Hijab Day: What is it?


Photos by Nabiha Ajmeri and Maariya Quadri

Muslim women all around the world are recognized for wearing the hijab on February 1st. 

The hijab in Arabic means “veil”. It’s a form of modesty and symbolic of faith in God. To recognize the women all over the world that wear hijab, Nazma Khan, a social activist from New York, established February 1st as World Hijab Day to encourage women of all religions to try on and live the experience of wearing the hijab for a day. 

Western culture/media tends to give off the wrong message of women being forced to wear the hijab as a form of oppression, but  the simplicity of it is that in Islam, God has told women to wear the hijab and dress modestly, so we do. 

Here’s what the hijabis of Glenbard West had to say. “Many people think hijab is something women are forced to wear in Islam, but that’s not true. Yes, you have to wear it because it’s part of our religion but forcing something upon someone is also not part of Islam” according to Senior Arisha Attar.

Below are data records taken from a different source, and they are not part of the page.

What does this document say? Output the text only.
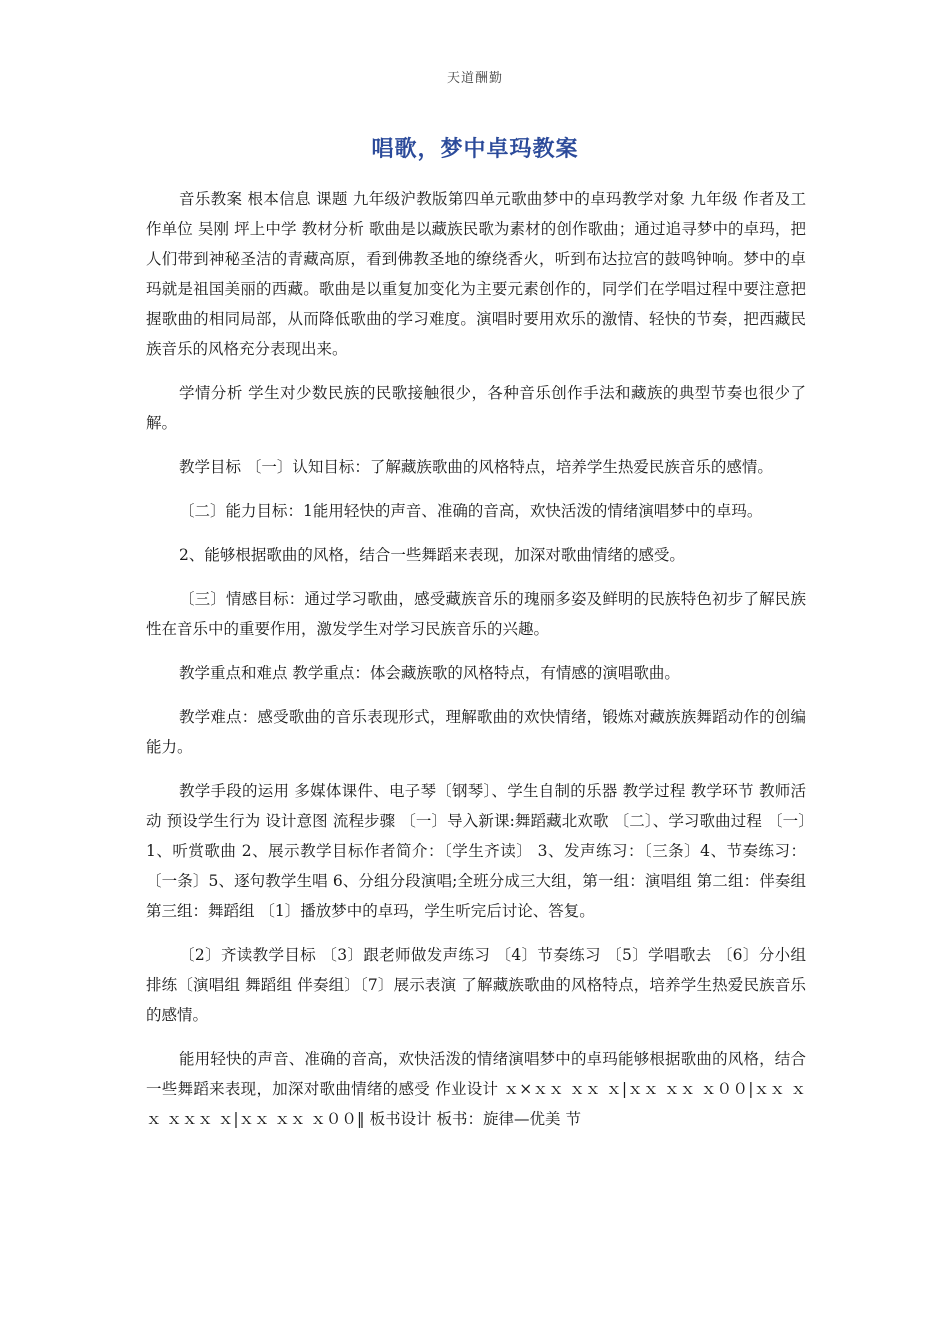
天道酬勤
唱歌，梦中卓玛教案

音乐教案 根本信息 课题 九年级沪教版第四单元歌曲梦中的卓玛教学对象 九年级 作者及工作单位 吴刚 坪上中学 教材分析 歌曲是以藏族民歌为素材的创作歌曲；通过追寻梦中的卓玛，把人们带到神秘圣洁的青藏高原，看到佛教圣地的缭绕香火，听到布达拉宫的鼓鸣钟响。梦中的卓玛就是祖国美丽的西藏。歌曲是以重复加变化为主要元素创作的，同学们在学唱过程中要注意把握歌曲的相同局部，从而降低歌曲的学习难度。演唱时要用欢乐的激情、轻快的节奏，把西藏民族音乐的风格充分表现出来。

学情分析 学生对少数民族的民歌接触很少，各种音乐创作手法和藏族的典型节奏也很少了解。

教学目标 〔一〕认知目标：了解藏族歌曲的风格特点，培养学生热爱民族音乐的感情。

〔二〕能力目标：1能用轻快的声音、准确的音高，欢快活泼的情绪演唱梦中的卓玛。

2、能够根据歌曲的风格，结合一些舞蹈来表现，加深对歌曲情绪的感受。

〔三〕情感目标：通过学习歌曲，感受藏族音乐的瑰丽多姿及鲜明的民族特色初步了解民族性在音乐中的重要作用，激发学生对学习民族音乐的兴趣。

教学重点和难点 教学重点：体会藏族歌的风格特点，有情感的演唱歌曲。

教学难点：感受歌曲的音乐表现形式，理解歌曲的欢快情绪，锻炼对藏族族舞蹈动作的创编能力。

教学手段的运用 多媒体课件、电子琴〔钢琴〕、学生自制的乐器 教学过程 教学环节 教师活动 预设学生行为 设计意图 流程步骤 〔一〕导入新课:舞蹈藏北欢歌 〔二〕、学习歌曲过程 〔一〕1、听赏歌曲 2、展示教学目标作者简介：〔学生齐读〕 3、发声练习：〔三条〕4、节奏练习：〔一条〕5、逐句教学生唱 6、分组分段演唱;全班分成三大组，第一组：演唱组 第二组：伴奏组 第三组：舞蹈组 〔1〕播放梦中的卓玛，学生听完后讨论、答复。

〔2〕齐读教学目标 〔3〕跟老师做发声练习 〔4〕节奏练习 〔5〕学唱歌去 〔6〕分小组排练〔演唱组 舞蹈组 伴奏组〕〔7〕展示表演 了解藏族歌曲的风格特点，培养学生热爱民族音乐的感情。

能用轻快的声音、准确的音高，欢快活泼的情绪演唱梦中的卓玛能够根据歌曲的风格，结合一些舞蹈来表现，加深对歌曲情绪的感受 作业设计 ｘ×ｘｘ ｘｘ ｘ|ｘｘ ｘｘ ｘ００|ｘｘ ｘｘ ｘｘｘ ｘ|ｘｘ ｘｘ ｘ００‖ 板书设计 板书：旋律—优美 节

The main goal for World Hijab day is to recognize women that embrace the hijab and to open up non-hijabi women to try it on for one day. Wearing hijab in modern times now is very difficult as some may feel out of place, but according to Junior Saania Iqbal “[I am] Very confident. I’m never ashamed of wearing the hijab in public.” 

For many women, wearing the hijab is no daunting task, especially if they’ve been accustomed to wearing it since a young age. “I started wearing hijab when I was in 5th grade” shared Ms. Iqbal who’s proudly been wearing her hijab for 6 years. 

Ms. Attar expresses she has many, many positive memories associated with her hijab such as, “parties, styling our hijabs, and just having fun with my friends, no matter what we’re wearing.” 

This February 1st, I invite all women of different backgrounds to keep an open mind and, if you’re interested, to try on the hijab and live the experience of a hijabi woman for a day!